The "science delusion" is the belief that science has already understood the nature of reality in principle, leaving only details to be filled in. This is widely believed in our society. People think that they already know what is real, and they cite scientific authority as unquestioned truth.
There's a conflict at the heart of science, between science as a method of inquiry, and the current beliefs of the Science Establishment. The scientific method is the testing of hypotheses, looking at the evidence with an open mind, subject to correction. This is what science ought to be. But for many professional scientists, science has become a belief system, a world-view, sometimes called "scientism". The mechanical view of nature which was so successful in the 19th century and which is the basis of so much technology today is ensconced as a fixed belief system, and those who question it are derided and ostracized--
This despite the fact that quantum mechanics, at the very foundation of science, is explicitly holistic and relational.

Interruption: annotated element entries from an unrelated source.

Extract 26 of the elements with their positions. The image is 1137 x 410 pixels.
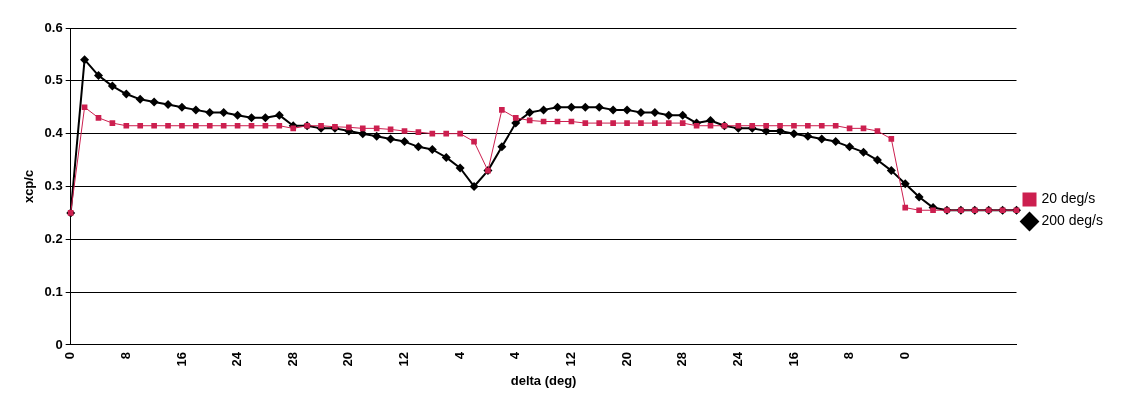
x-tick-label: 28 xyxy=(284,351,300,367)
x-tick-label: 0 xyxy=(896,351,912,360)
x-tick-label: 24 xyxy=(729,351,745,367)
y-tick-label: 0.2 xyxy=(44,230,63,246)
y-tick-label: 0.4 xyxy=(44,125,64,141)
x-tick-label: 16 xyxy=(785,351,801,367)
x-tick-label: 12 xyxy=(562,351,578,367)
x-tick-label: 12 xyxy=(396,351,412,367)
x-tick-label: 28 xyxy=(674,351,690,367)
y-axis-title: xcp/c xyxy=(21,169,37,204)
x-axis-title: delta (deg) xyxy=(510,372,577,388)
x-tick-label: 24 xyxy=(229,351,245,367)
x-tick-label: 4 xyxy=(507,351,523,360)
y-tick-label: 0.6 xyxy=(44,19,63,35)
x-tick-label: 0 xyxy=(62,351,78,360)
x-tick-label: 8 xyxy=(841,351,857,360)
y-tick-label: 0.1 xyxy=(44,283,63,299)
legend-label: 200 deg/s xyxy=(1041,212,1103,229)
y-tick-label: 0.5 xyxy=(44,72,63,88)
x-tick-label: 20 xyxy=(618,351,634,367)
legend-label: 20 deg/s xyxy=(1041,190,1096,207)
x-tick-label: 16 xyxy=(173,351,189,367)
y-tick-label: 0.3 xyxy=(44,178,63,194)
x-tick-label: 4 xyxy=(451,351,467,360)
x-tick-label: 8 xyxy=(117,351,133,360)
x-tick-label: 20 xyxy=(340,351,356,367)
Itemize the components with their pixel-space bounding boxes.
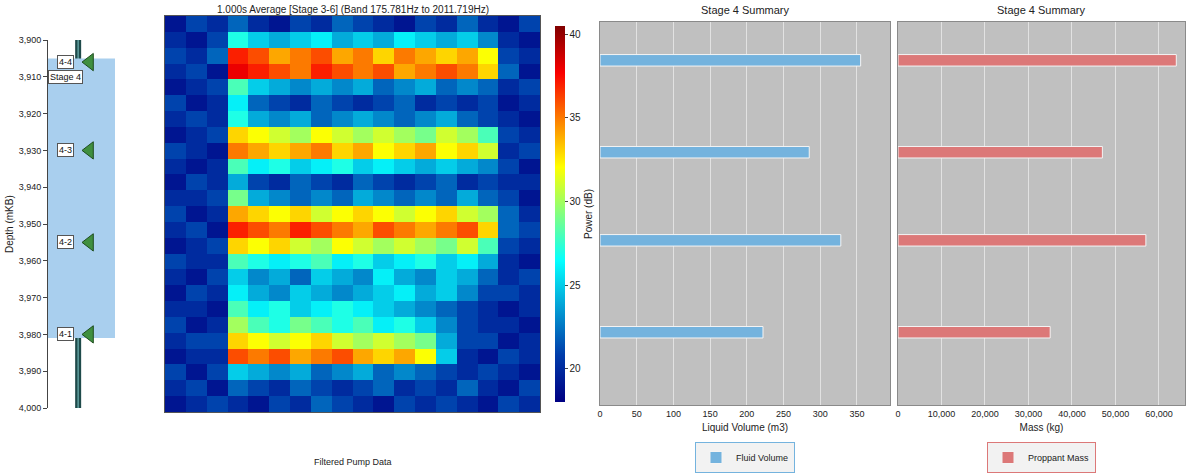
svg-text:3,960: 3,960 — [19, 256, 42, 266]
svg-text:Fluid Volume: Fluid Volume — [736, 453, 788, 463]
svg-text:40: 40 — [570, 29, 582, 40]
svg-text:Stage 4 Summary: Stage 4 Summary — [701, 4, 790, 16]
svg-text:0: 0 — [597, 409, 602, 419]
svg-text:30,000: 30,000 — [1015, 409, 1043, 419]
svg-text:4-4: 4-4 — [59, 57, 72, 67]
svg-text:25: 25 — [570, 280, 582, 291]
svg-text:250: 250 — [776, 409, 791, 419]
svg-text:Filtered Pump Data: Filtered Pump Data — [314, 457, 392, 467]
svg-text:3,920: 3,920 — [19, 109, 42, 119]
svg-text:3,980: 3,980 — [19, 330, 42, 340]
svg-text:100: 100 — [666, 409, 681, 419]
svg-text:60,000: 60,000 — [1145, 409, 1173, 419]
svg-text:3,940: 3,940 — [19, 182, 42, 192]
svg-text:Depth (mKB): Depth (mKB) — [4, 195, 15, 253]
svg-text:20,000: 20,000 — [971, 409, 999, 419]
svg-text:3,950: 3,950 — [19, 219, 42, 229]
svg-text:4-1: 4-1 — [59, 329, 72, 339]
svg-text:10,000: 10,000 — [928, 409, 956, 419]
svg-text:35: 35 — [570, 112, 582, 123]
svg-text:Stage 4: Stage 4 — [50, 72, 81, 82]
svg-text:Proppant Mass: Proppant Mass — [1028, 453, 1089, 463]
svg-text:20: 20 — [570, 363, 582, 374]
svg-text:50: 50 — [632, 409, 642, 419]
svg-text:350: 350 — [849, 409, 864, 419]
svg-text:Power (dB): Power (dB) — [583, 189, 594, 239]
svg-text:1.000s Average [Stage 3-6] (Ba: 1.000s Average [Stage 3-6] (Band 175.781… — [217, 4, 489, 15]
svg-text:Liquid Volume (m3): Liquid Volume (m3) — [702, 422, 788, 433]
svg-text:30: 30 — [570, 196, 582, 207]
svg-text:200: 200 — [739, 409, 754, 419]
svg-text:3,970: 3,970 — [19, 293, 42, 303]
svg-text:3,900: 3,900 — [19, 35, 42, 45]
svg-text:3,910: 3,910 — [19, 72, 42, 82]
svg-text:Stage 4 Summary: Stage 4 Summary — [997, 4, 1086, 16]
svg-text:4-3: 4-3 — [59, 145, 72, 155]
svg-text:4-2: 4-2 — [59, 237, 72, 247]
svg-text:300: 300 — [813, 409, 828, 419]
svg-text:4,000: 4,000 — [19, 403, 42, 413]
svg-text:50,000: 50,000 — [1102, 409, 1130, 419]
svg-text:0: 0 — [895, 409, 900, 419]
svg-text:3,990: 3,990 — [19, 366, 42, 376]
svg-text:3,930: 3,930 — [19, 146, 42, 156]
svg-text:150: 150 — [703, 409, 718, 419]
svg-text:40,000: 40,000 — [1058, 409, 1086, 419]
svg-text:Mass (kg): Mass (kg) — [1020, 422, 1064, 433]
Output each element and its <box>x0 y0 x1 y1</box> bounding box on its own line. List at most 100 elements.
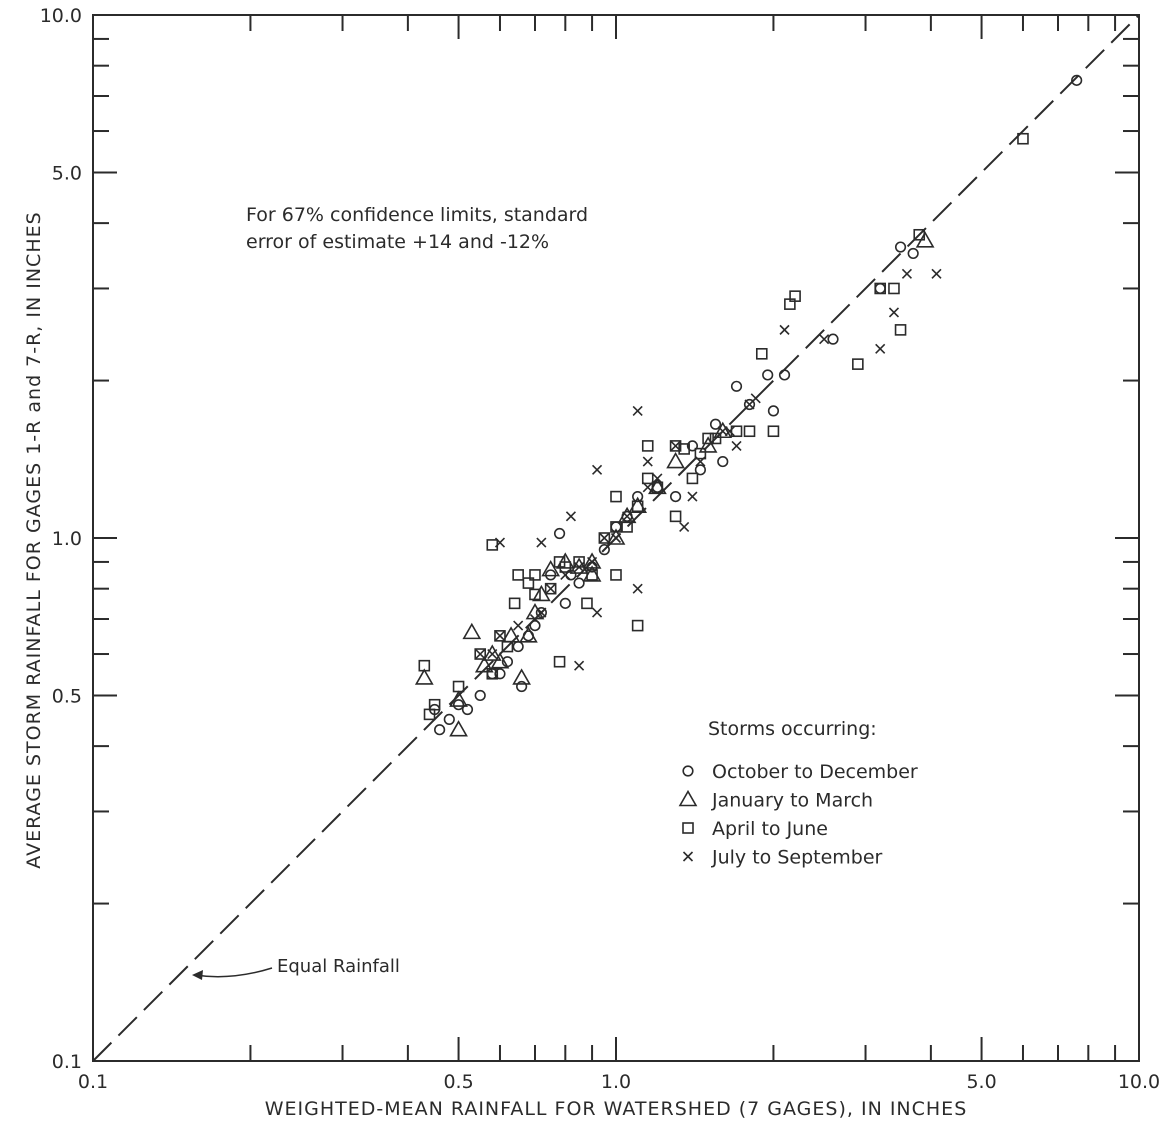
legend-label: October to December <box>712 761 918 783</box>
y-tick-label: 10.0 <box>40 5 82 27</box>
y-tick-label: 0.1 <box>52 1051 82 1073</box>
circle-point <box>561 599 571 609</box>
y-axis-label: AVERAGE STORM RAINFALL FOR GAGES 1-R and… <box>23 211 45 868</box>
x-point <box>680 522 689 531</box>
x-point <box>623 512 632 521</box>
x-point <box>476 650 485 659</box>
data-points <box>416 76 1081 736</box>
circle-point <box>574 578 584 588</box>
legend-label: July to September <box>711 847 883 869</box>
legend-title: Storms occurring: <box>708 718 877 740</box>
square-point <box>643 473 653 483</box>
square-point <box>896 325 906 335</box>
legend-marker-square <box>683 823 693 833</box>
square-point <box>611 570 621 580</box>
square-point <box>510 598 520 608</box>
circle-point <box>828 334 838 344</box>
x-point <box>688 492 697 501</box>
square-point <box>768 426 778 436</box>
square-point <box>454 682 464 692</box>
circle-point <box>444 715 454 725</box>
confidence-note-line-2: error of estimate +14 and -12% <box>246 231 549 253</box>
x-point <box>537 538 546 547</box>
square-point <box>671 511 681 521</box>
x-point <box>514 621 523 630</box>
circle-point <box>780 370 790 380</box>
circle-point <box>671 492 681 502</box>
x-axis-label: WEIGHTED-MEAN RAINFALL FOR WATERSHED (7 … <box>265 1098 968 1120</box>
x-point <box>780 325 789 334</box>
circle-point <box>769 406 779 416</box>
legend: Storms occurring: October to December Jan… <box>680 718 918 869</box>
circle-point <box>475 691 485 701</box>
y-tick-label: 5.0 <box>52 162 82 184</box>
circle-point <box>908 249 918 259</box>
square-point <box>889 283 899 293</box>
circle-point <box>513 642 523 652</box>
x-point <box>633 584 642 593</box>
circle-point <box>454 700 464 710</box>
x-point <box>488 650 497 659</box>
square-point <box>487 540 497 550</box>
x-point <box>820 335 829 344</box>
square-point <box>757 349 767 359</box>
square-point <box>687 473 697 483</box>
equal-rainfall-pointer <box>195 968 272 977</box>
circle-point <box>435 725 445 735</box>
x-point <box>575 661 584 670</box>
square-point <box>643 441 653 451</box>
legend-items: October to December January to March April… <box>680 761 918 869</box>
circle-point <box>718 457 728 467</box>
x-point <box>593 465 602 474</box>
square-point <box>633 621 643 631</box>
x-point <box>732 441 741 450</box>
x-point <box>889 308 898 317</box>
x-point <box>600 534 609 543</box>
equal-rainfall-arrowhead <box>192 970 203 980</box>
x-tick-label: 1.0 <box>601 1071 631 1093</box>
x-tick-label: 5.0 <box>966 1071 996 1093</box>
square-point <box>853 359 863 369</box>
x-tick-label: 0.5 <box>443 1071 473 1093</box>
circle-point <box>896 242 906 252</box>
y-tick-label: 1.0 <box>52 528 82 550</box>
x-point <box>751 394 760 403</box>
legend-marker-triangle <box>680 792 696 806</box>
square-point <box>555 657 565 667</box>
x-point <box>932 269 941 278</box>
x-point <box>588 557 597 566</box>
circle-point <box>555 529 565 539</box>
y-tick-labels: 0.1 0.5 1.0 5.0 10.0 <box>40 5 82 1073</box>
x-point <box>902 269 911 278</box>
legend-label: January to March <box>711 790 873 812</box>
confidence-note-line-1: For 67% confidence limits, standard <box>246 204 588 226</box>
x-tick-labels: 0.1 0.5 1.0 5.0 10.0 <box>78 1071 1160 1093</box>
circle-point <box>732 382 742 392</box>
circle-point <box>875 284 885 294</box>
x-tick-label: 10.0 <box>1118 1071 1160 1093</box>
circle-point <box>763 370 773 380</box>
triangle-point <box>451 722 467 736</box>
x-tick-label: 0.1 <box>78 1071 108 1093</box>
legend-label: April to June <box>712 818 828 840</box>
triangle-point <box>464 624 480 638</box>
square-point <box>745 426 755 436</box>
x-point <box>876 344 885 353</box>
x-point <box>566 512 575 521</box>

There can be no objective reality in quantum mechanics, and every event is co-created by the underlying material world and its conscious observer.
A great number of mental phenomena have been carefully documented--telepathy, precognition, out-of-body experiences, what Liz Mayer called Extraordinary Knowing. These are entirely consistent with what quantum mechanics tells us is the fundamental nature of reality; and yet experimental findings of these extra-mechanical mental capacities are routinely dismissed by the mainstream of science as though they were impossible.The mechanistic world-view and reductionist methods have become a quasi-religious belief system. This dogmatism is holding science back.